Ce que je ne veux pas savoir : l’argent de mon père et le poids du silence
— Tu sais combien touche ton père à la retraite ?
La question de Sophie a claqué dans l’open space comme un coup de tonnerre. J’ai senti tous les regards se tourner vers moi, attendant une réponse.

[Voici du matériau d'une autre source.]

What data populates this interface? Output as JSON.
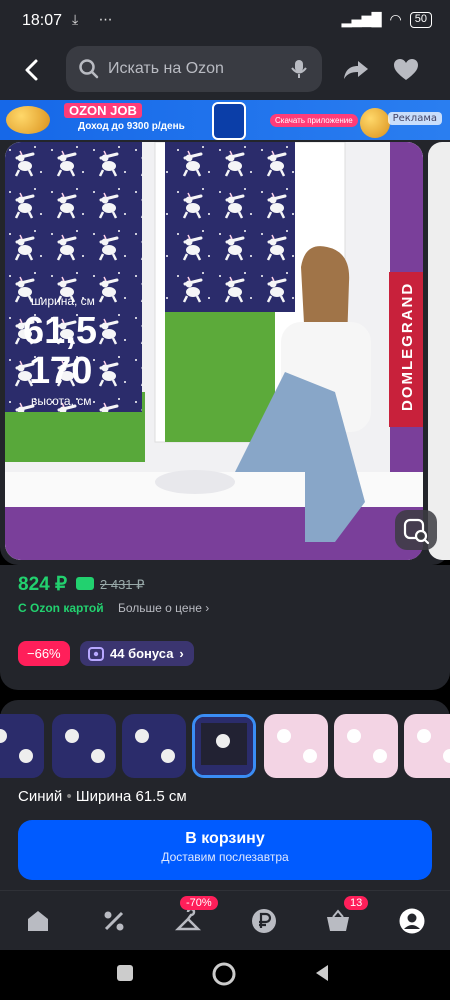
{
  "status": {
    "time": "18:07",
    "battery": "50"
  },
  "search": {
    "placeholder": "Искать на Ozon"
  },
  "banner": {
    "title": "OZON JOB",
    "subtitle": "Доход до 9300 р/день",
    "cta": "Скачать приложение",
    "ad_label": "Реклама"
  },
  "photo": {
    "width_label": "ширина, см",
    "width_value": "61,5",
    "height_value": "170",
    "height_label": "высота, см",
    "brand": "DOMLEGRAND"
  },
  "price": {
    "current": "824 ₽",
    "old": "2 431 ₽",
    "card_label": "С Ozon картой",
    "more_label": "Больше о цене"
  },
  "badges": {
    "discount": "−66%",
    "bonus": "44 бонуса"
  },
  "variant": {
    "color": "Синий",
    "size": "Ширина 61.5 см"
  },
  "cart": {
    "label": "В корзину",
    "delivery": "Доставим послезавтра"
  },
  "tabbar": {
    "discount_badge": "-70%",
    "cart_count": "13"
  },
  "colors": {
    "accent": "#005bff",
    "price_green": "#22d16f",
    "discount_red": "#ff1f5a"
  }
}
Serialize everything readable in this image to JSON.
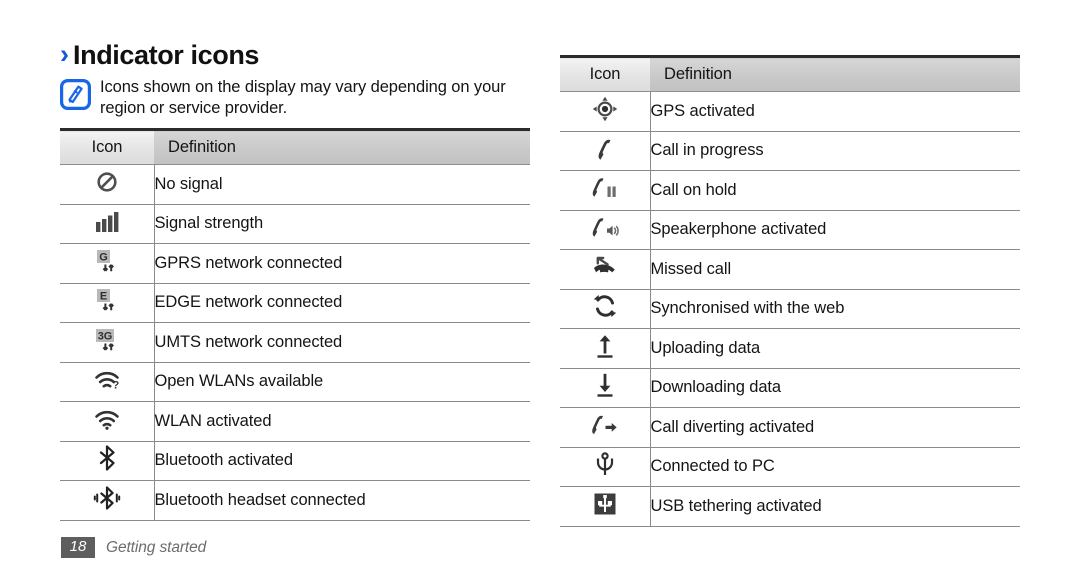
{
  "page": {
    "heading": "Indicator icons",
    "chevron": "›",
    "note": "Icons shown on the display may vary depending on your region or service provider.",
    "note_icon": "note-pencil-icon",
    "accent_color": "#1058d8",
    "header_fill": "#c9c9c9",
    "rule_color": "#8a8a8a"
  },
  "footer": {
    "page_number": "18",
    "label": "Getting started"
  },
  "tables": [
    {
      "id": "left-table",
      "columns": [
        "Icon",
        "Definition"
      ],
      "rows": [
        {
          "icon": "no-signal-icon",
          "definition": "No signal"
        },
        {
          "icon": "signal-strength-icon",
          "definition": "Signal strength"
        },
        {
          "icon": "gprs-network-icon",
          "definition": "GPRS network connected"
        },
        {
          "icon": "edge-network-icon",
          "definition": "EDGE network connected"
        },
        {
          "icon": "umts-network-icon",
          "definition": "UMTS network connected"
        },
        {
          "icon": "open-wlan-icon",
          "definition": "Open WLANs available"
        },
        {
          "icon": "wlan-activated-icon",
          "definition": "WLAN activated"
        },
        {
          "icon": "bluetooth-icon",
          "definition": "Bluetooth activated"
        },
        {
          "icon": "bluetooth-headset-icon",
          "definition": "Bluetooth headset connected"
        }
      ]
    },
    {
      "id": "right-table",
      "columns": [
        "Icon",
        "Definition"
      ],
      "rows": [
        {
          "icon": "gps-icon",
          "definition": "GPS activated"
        },
        {
          "icon": "call-in-progress-icon",
          "definition": "Call in progress"
        },
        {
          "icon": "call-on-hold-icon",
          "definition": "Call on hold"
        },
        {
          "icon": "speakerphone-icon",
          "definition": "Speakerphone activated"
        },
        {
          "icon": "missed-call-icon",
          "definition": "Missed call"
        },
        {
          "icon": "sync-web-icon",
          "definition": "Synchronised with the web"
        },
        {
          "icon": "upload-icon",
          "definition": "Uploading data"
        },
        {
          "icon": "download-icon",
          "definition": "Downloading data"
        },
        {
          "icon": "call-diverting-icon",
          "definition": "Call diverting activated"
        },
        {
          "icon": "usb-connected-icon",
          "definition": "Connected to PC"
        },
        {
          "icon": "usb-tethering-icon",
          "definition": "USB tethering activated"
        }
      ]
    }
  ]
}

J’ai haussé les épaules, feignant l’indifférence :
— Franchement, j’en sais rien… et je m’en fiche un peu, pour être honnête.
Quelques rires gênés. Mais au fond, je savais que ce n’était pas si simple. Depuis la mort de maman, papa et moi vivions dans une sorte de silence poli, chacun de notre côté du périphérique parisien. Lui à Ivry, moi à Montreuil. On s’appelait pour les anniversaires, les fêtes, parfois pour se plaindre du gouvernement ou du prix du pain. Mais jamais pour parler d’argent. Jamais pour parler de ce qui compte vraiment.
Je me souviens encore du jour où il a pris sa retraite. Il était assis dans la cuisine, devant son bol de café noir, le regard perdu dans la cour grise. J’avais dix-neuf ans, je venais d’avoir mon bac, et je pensais déjà à partir loin, très loin de cet appartement où tout sentait la tristesse et le renfermé.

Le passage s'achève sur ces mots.